The parody of traditional architectural forms is in fact a recurrent feature of Postmodernism. Michael Graves's Portland Public Services Building (1982) in Portland, Oregon, is basically a large cubic office block, illuminated by identical rows of small unmoulded windows, as in most Modernist buildings with this function. However, it also contains numerous classical features, including a pair of pilasters and a keystone, so enormous that they take up many storeys of the façade. A comparable effect was achieved in Robert Stern's project (1980) for the Chicago Tribune Tower, an enormous structure whose façade is covered with reflective glass like that of a Modernist office block by Ludwig Mies van der Rohe. Despite the modern materials, the shape of the tower is in fact that of a classical pier with superimposed pilasters, resting on a pedestal and bearing an entablature. In this case the historical references are particularly complex, not only recalling a distant historical past but also the similar design that the Austrian architect Adolf Loos had made in 1922 for the same project.

III

Art

This combination of modernity with allusions to both the distant and recent past is also a feature of much of the painting and sculpture of the Postmodernist period. In Sandro Chia's work, the bright, unnaturalistic colours, distorted forms, and complicated surface patterns show the influence of Modernism, in particular Italian Futurism. However, Chia represents not the modern urban scenes favoured by the Futurists but the idyllic way of life of the rural Mediterranean. The mythical quality of such works is, however, combined with a humorous irony not unlike that of Postmodern architecture. In Chia's Son of the Son (1981, Leo Castelli Gallery, New York), for example, the central figure is a ridiculously colossal peasant, who is carrying a sack filled not with his produce but with three golf clubs.

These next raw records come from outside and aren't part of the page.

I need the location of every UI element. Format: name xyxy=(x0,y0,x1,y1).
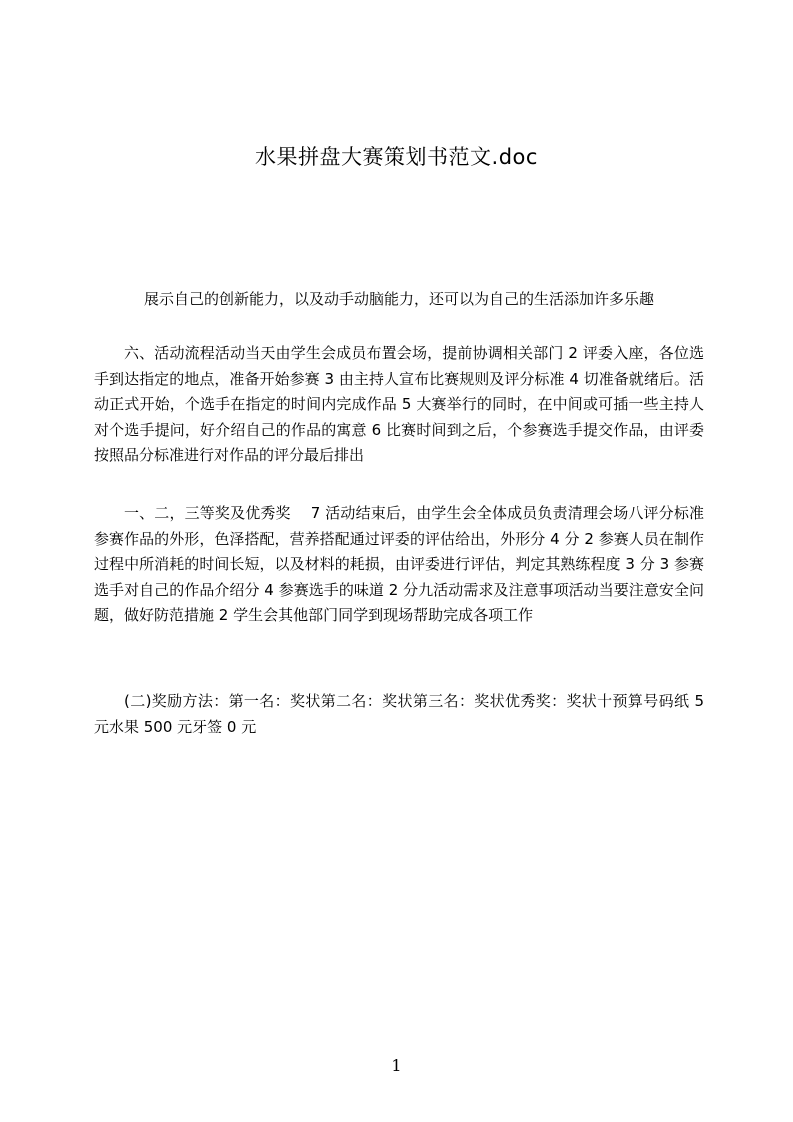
body-paragraph-activity-flow: 六、活动流程活动当天由学生会成员布置会场，提前协调相关部门 2 评委入座，各位选手到达指定的地点，准备开始参赛 3 由主持人宣布比赛规则及评分标准 4 切准备就绪后。活动正式开始，个选手在指定的时间内完成作品 5 大赛举行的同时，在中间或可插一些主持人对个选手提问，好介绍自己的作品的寓意 6 比赛时间到之后，个参赛选手提交作品，由评委按照品分标准进行对作品的评分最后排出 xyxy=(94,344,704,464)
document-title: 水果拼盘大赛策划书范文.doc xyxy=(255,145,538,169)
body-paragraph-awards-budget: (二)奖励方法：第一名：奖状第二名：奖状第三名：奖状优秀奖：奖状十预算号码纸 5 元水果 500 元牙签 0 元 xyxy=(94,692,704,736)
body-paragraph-scoring: 一、二，三等奖及优秀奖 7 活动结束后，由学生会全体成员负责清理会场八评分标准参赛作品的外形，色泽搭配，营养搭配通过评委的评估给出，外形分 4 分 2 参赛人员在制作过程中所消耗的时间长短，以及材料的耗损，由评委进行评估，判定其熟练程度 3 分 3 参赛选手对自己的作品介绍分 4 参赛选手的味道 2 分九活动需求及注意事项活动当要注意安全问题，做好防范措施 2 学生会其他部门同学到现场帮助完成各项工作 xyxy=(94,504,704,624)
page-number: 1 xyxy=(391,1056,402,1075)
intro-paragraph: 展示自己的创新能力，以及动手动脑能力，还可以为自己的生活添加许多乐趣 xyxy=(143,290,654,308)
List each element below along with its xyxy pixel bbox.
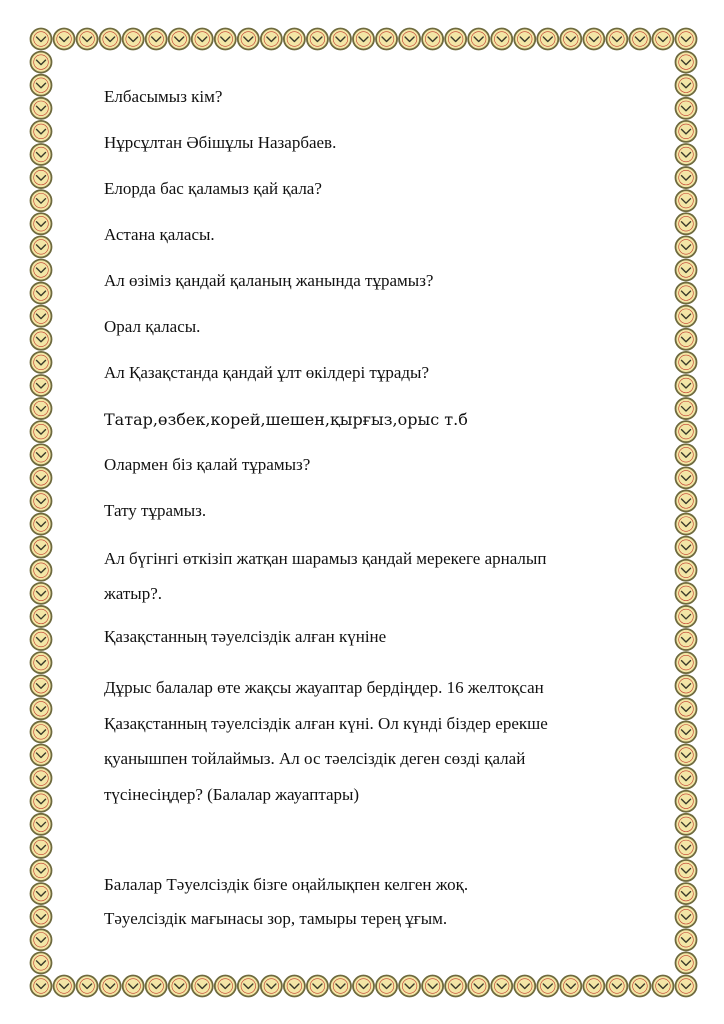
clock-icon: [31, 952, 52, 973]
text-line: Ал өзіміз қандай қаланың жанында тұрамыз?: [104, 271, 434, 290]
clock-icon: [31, 398, 52, 419]
clock-icon: [100, 976, 121, 997]
clock-icon: [307, 29, 328, 50]
clock-icon: [399, 29, 420, 50]
clock-icon: [514, 976, 535, 997]
clock-icon: [560, 29, 581, 50]
clock-icon: [676, 606, 697, 627]
clock-icon: [31, 976, 52, 997]
clock-icon: [676, 652, 697, 673]
clock-icon: [583, 976, 604, 997]
clock-icon: [169, 976, 190, 997]
clock-icon: [123, 976, 144, 997]
clock-icon: [215, 29, 236, 50]
clock-icon: [376, 976, 397, 997]
clock-icon: [676, 883, 697, 904]
clock-icon: [31, 560, 52, 581]
clock-icon: [676, 837, 697, 858]
clock-icon: [307, 976, 328, 997]
clock-icon: [31, 75, 52, 96]
clock-icon: [31, 421, 52, 442]
clock-icon: [31, 698, 52, 719]
text-line: Дұрыс балалар өте жақсы жауаптар бердіңдер. 16 желтоқсан: [104, 678, 544, 697]
clock-icon: [31, 629, 52, 650]
clock-icon: [238, 976, 259, 997]
clock-icon: [445, 29, 466, 50]
clock-icon: [676, 698, 697, 719]
clock-icon: [676, 860, 697, 881]
text-line: түсінесіңдер? (Балалар жауаптары): [104, 785, 360, 804]
clock-icon: [676, 236, 697, 257]
clock-icon: [31, 167, 52, 188]
clock-icon: [31, 29, 52, 50]
clock-icon: [676, 75, 697, 96]
text-line: Балалар Тәуелсіздік бізге оңайлықпен келген жоқ.: [104, 875, 469, 894]
clock-icon: [31, 860, 52, 881]
text-line: Татар,өзбек,корей,шешен,қырғыз,орыс т.б: [104, 410, 468, 429]
clock-icon: [676, 167, 697, 188]
clock-icon: [676, 421, 697, 442]
clock-icon: [514, 29, 535, 50]
clock-icon: [676, 514, 697, 535]
clock-icon: [77, 29, 98, 50]
clock-icon: [31, 814, 52, 835]
clock-icon: [583, 29, 604, 50]
clock-icon: [676, 398, 697, 419]
clock-icon: [31, 675, 52, 696]
text-line: Қазақстанның тәуелсіздік алған күніне: [104, 627, 387, 646]
clock-icon: [31, 213, 52, 234]
clock-icon: [31, 236, 52, 257]
clock-icon: [537, 976, 558, 997]
clock-icon: [676, 375, 697, 396]
clock-icon: [215, 976, 236, 997]
clock-icon: [31, 721, 52, 742]
clock-icon: [676, 283, 697, 304]
clock-icon: [491, 976, 512, 997]
clock-icon: [77, 976, 98, 997]
clock-icon: [353, 29, 374, 50]
clock-icon: [353, 976, 374, 997]
text-line: Орал қаласы.: [104, 317, 201, 336]
clock-icon: [676, 144, 697, 165]
clock-icon: [31, 190, 52, 211]
clock-icon: [676, 190, 697, 211]
clock-icon: [31, 352, 52, 373]
clock-icon: [676, 121, 697, 142]
clock-icon: [31, 444, 52, 465]
clock-icon: [31, 929, 52, 950]
clock-icon: [31, 606, 52, 627]
clock-icon: [31, 121, 52, 142]
clock-icon: [284, 29, 305, 50]
clock-icon: [676, 906, 697, 927]
clock-icon: [261, 29, 282, 50]
clock-icon: [100, 29, 121, 50]
clock-icon: [399, 976, 420, 997]
clock-icon: [31, 883, 52, 904]
clock-icon: [676, 976, 697, 997]
clock-icon: [676, 537, 697, 558]
clock-icon: [445, 976, 466, 997]
clock-icon: [676, 490, 697, 511]
clock-icon: [261, 976, 282, 997]
text-line: Тәуелсіздік мағынасы зор, тамыры терең ұғым.: [104, 909, 448, 928]
text-line: қуанышпен тойлаймыз. Ал ос тәелсіздік деген сөзді қалай: [104, 749, 526, 768]
clock-icon: [146, 29, 167, 50]
clock-icon: [31, 583, 52, 604]
clock-icon: [31, 329, 52, 350]
clock-icon: [31, 745, 52, 766]
clock-icon: [31, 490, 52, 511]
clock-icon: [676, 329, 697, 350]
clock-icon: [676, 560, 697, 581]
clock-icon: [676, 583, 697, 604]
clock-icon: [192, 29, 213, 50]
clock-icon: [491, 29, 512, 50]
clock-icon: [169, 29, 190, 50]
clock-icon: [31, 259, 52, 280]
text-line: Ал Қазақстанда қандай ұлт өкілдері тұрады?: [104, 363, 430, 382]
text-line: Елбасымыз кім?: [104, 87, 223, 106]
clock-icon: [31, 768, 52, 789]
clock-icon: [31, 906, 52, 927]
text-line: Ал бүгінгі өткізіп жатқан шарамыз қандай мерекеге арналып: [104, 549, 547, 568]
text-line: Елорда бас қаламыз қай қала?: [104, 179, 322, 198]
clock-icon: [330, 976, 351, 997]
text-line: Нұрсұлтан Әбішұлы Назарбаев.: [104, 133, 337, 152]
clock-icon: [676, 721, 697, 742]
clock-icon: [676, 444, 697, 465]
clock-icon: [676, 259, 697, 280]
clock-icon: [560, 976, 581, 997]
clock-icon: [422, 29, 443, 50]
clock-icon: [676, 52, 697, 73]
clock-icon: [123, 29, 144, 50]
clock-icon: [676, 745, 697, 766]
clock-icon: [676, 98, 697, 119]
clock-icon: [284, 976, 305, 997]
text-line: Астана қаласы.: [104, 225, 215, 244]
text-line: Олармен біз қалай тұрамыз?: [104, 455, 311, 474]
clock-icon: [676, 814, 697, 835]
clock-icon: [676, 675, 697, 696]
clock-icon: [31, 537, 52, 558]
clock-icon: [31, 467, 52, 488]
clock-icon: [676, 952, 697, 973]
clock-icon: [54, 29, 75, 50]
clock-icon: [676, 306, 697, 327]
clock-icon: [676, 29, 697, 50]
clock-icon: [31, 837, 52, 858]
text-line: жатыр?.: [104, 584, 162, 603]
text-line: Тату тұрамыз.: [104, 501, 207, 520]
clock-icon: [676, 467, 697, 488]
clock-icon: [31, 375, 52, 396]
clock-icon: [31, 514, 52, 535]
clock-icon: [330, 29, 351, 50]
clock-icon: [676, 213, 697, 234]
clock-icon: [376, 29, 397, 50]
clock-icon: [31, 144, 52, 165]
clock-icon: [422, 976, 443, 997]
clock-icon: [54, 976, 75, 997]
clock-icon: [676, 929, 697, 950]
clock-icon: [652, 976, 673, 997]
clock-icon: [31, 283, 52, 304]
clock-icon: [606, 29, 627, 50]
clock-icon: [31, 98, 52, 119]
clock-icon: [676, 352, 697, 373]
clock-icon: [468, 976, 489, 997]
clock-icon: [652, 29, 673, 50]
clock-icon: [31, 652, 52, 673]
clock-icon: [31, 791, 52, 812]
clock-icon: [146, 976, 167, 997]
clock-icon: [31, 306, 52, 327]
clock-icon: [238, 29, 259, 50]
clock-icon: [676, 768, 697, 789]
clock-icon: [629, 29, 650, 50]
clock-icon: [676, 791, 697, 812]
clock-icon: [31, 52, 52, 73]
clock-icon: [606, 976, 627, 997]
clock-icon: [468, 29, 489, 50]
clock-icon: [629, 976, 650, 997]
clock-icon: [537, 29, 558, 50]
clock-icon: [192, 976, 213, 997]
text-line: Қазақстанның тәуелсіздік алған күні. Ол күнді біздер ерекше: [104, 714, 548, 733]
clock-icon: [676, 629, 697, 650]
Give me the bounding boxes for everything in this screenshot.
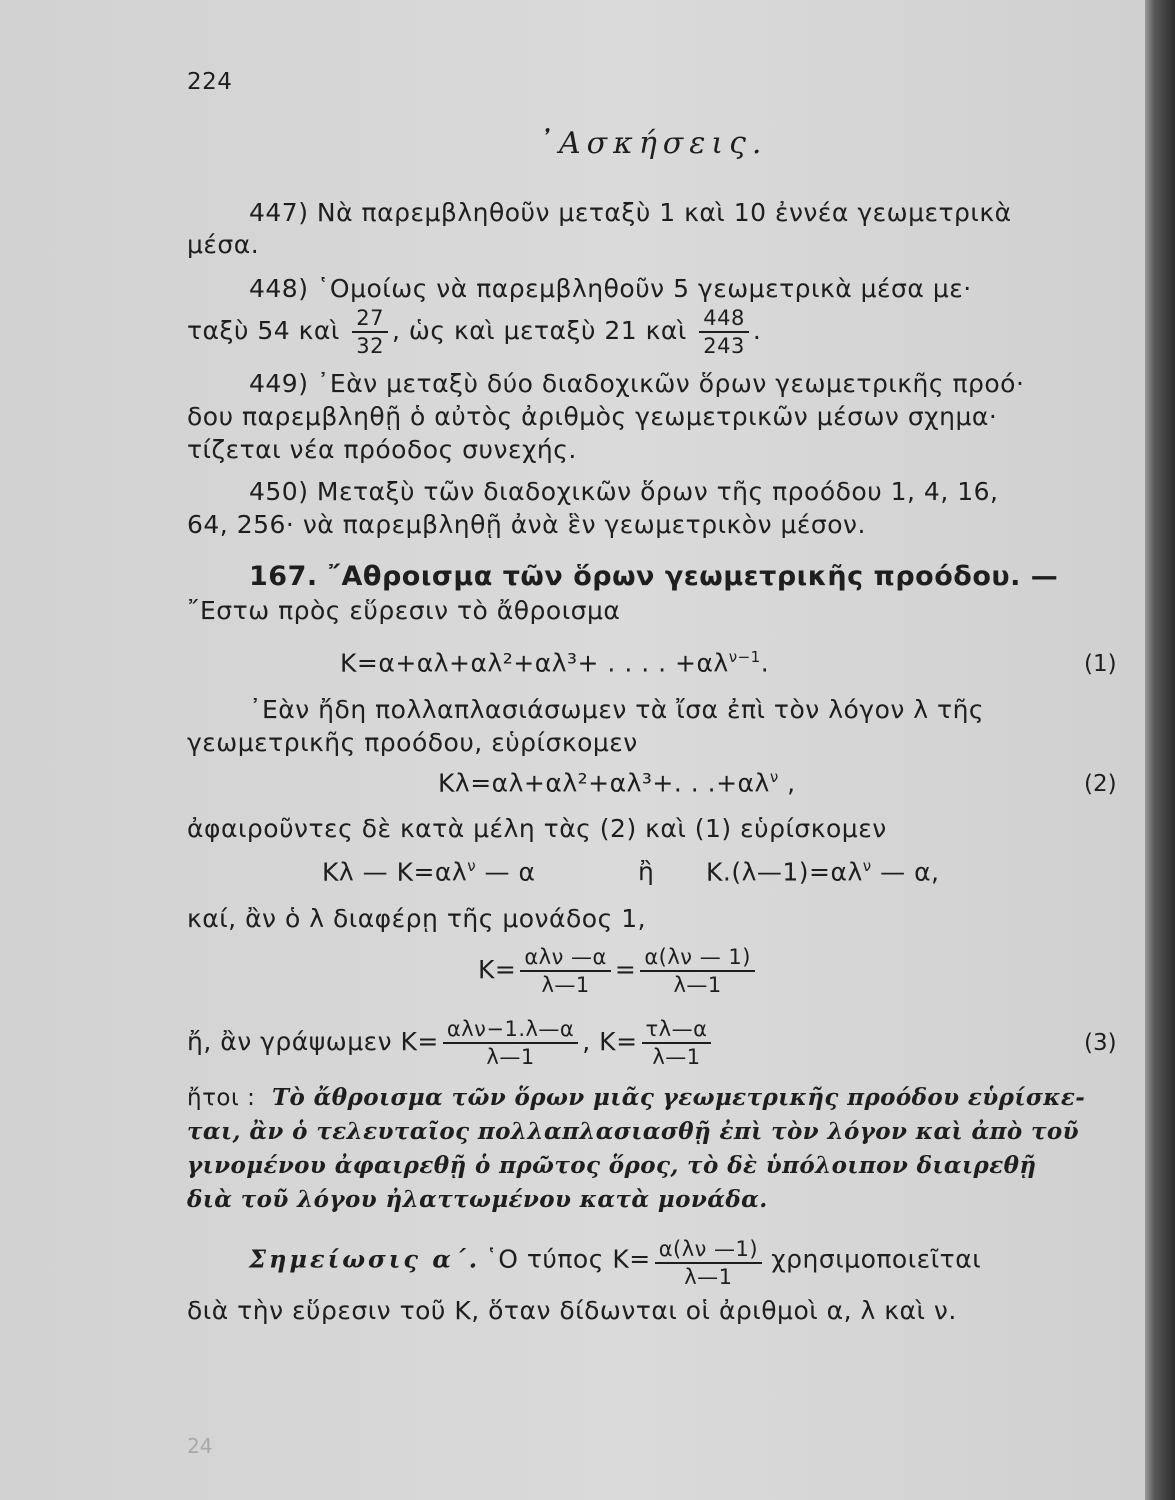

While Chia employs specifically Mediterranean imagery, Mimmo Paladino's paintings contain complex allegories that allude to tribal ritual and Christianity, as well as Classical legend. In common with many Postmodernist artists, Paladino never allows the viewer to make a straightforward interpretation of his work. This quality of ambiguity is also exploited by Christopher Le Brun, where the imprecise brushwork adds to the dreamlike atmosphere of the painting. A similar poetic mood, although achieved by different means, is apparent in the sculptures of Anne and Patrick Poirier, in which subjects taken from ancient myths are represented by enigmatic fragments, such as the giant bronze eye in Mimas (1983, Sonnabend Gallery, New York).

The Postmodernists' inclination towards Classical imagery has led some critics to dismiss the movement as merely a reactionary tendency, akin to the art and architecture of fascist regimes in the 1930s. None the less, Postmodernism can be regarded as a constructive response to the wide range of styles and techniques at the disposal of the artist and architect at the end of the 20th century, and to the prevailing uncertainty concerning their role and authority.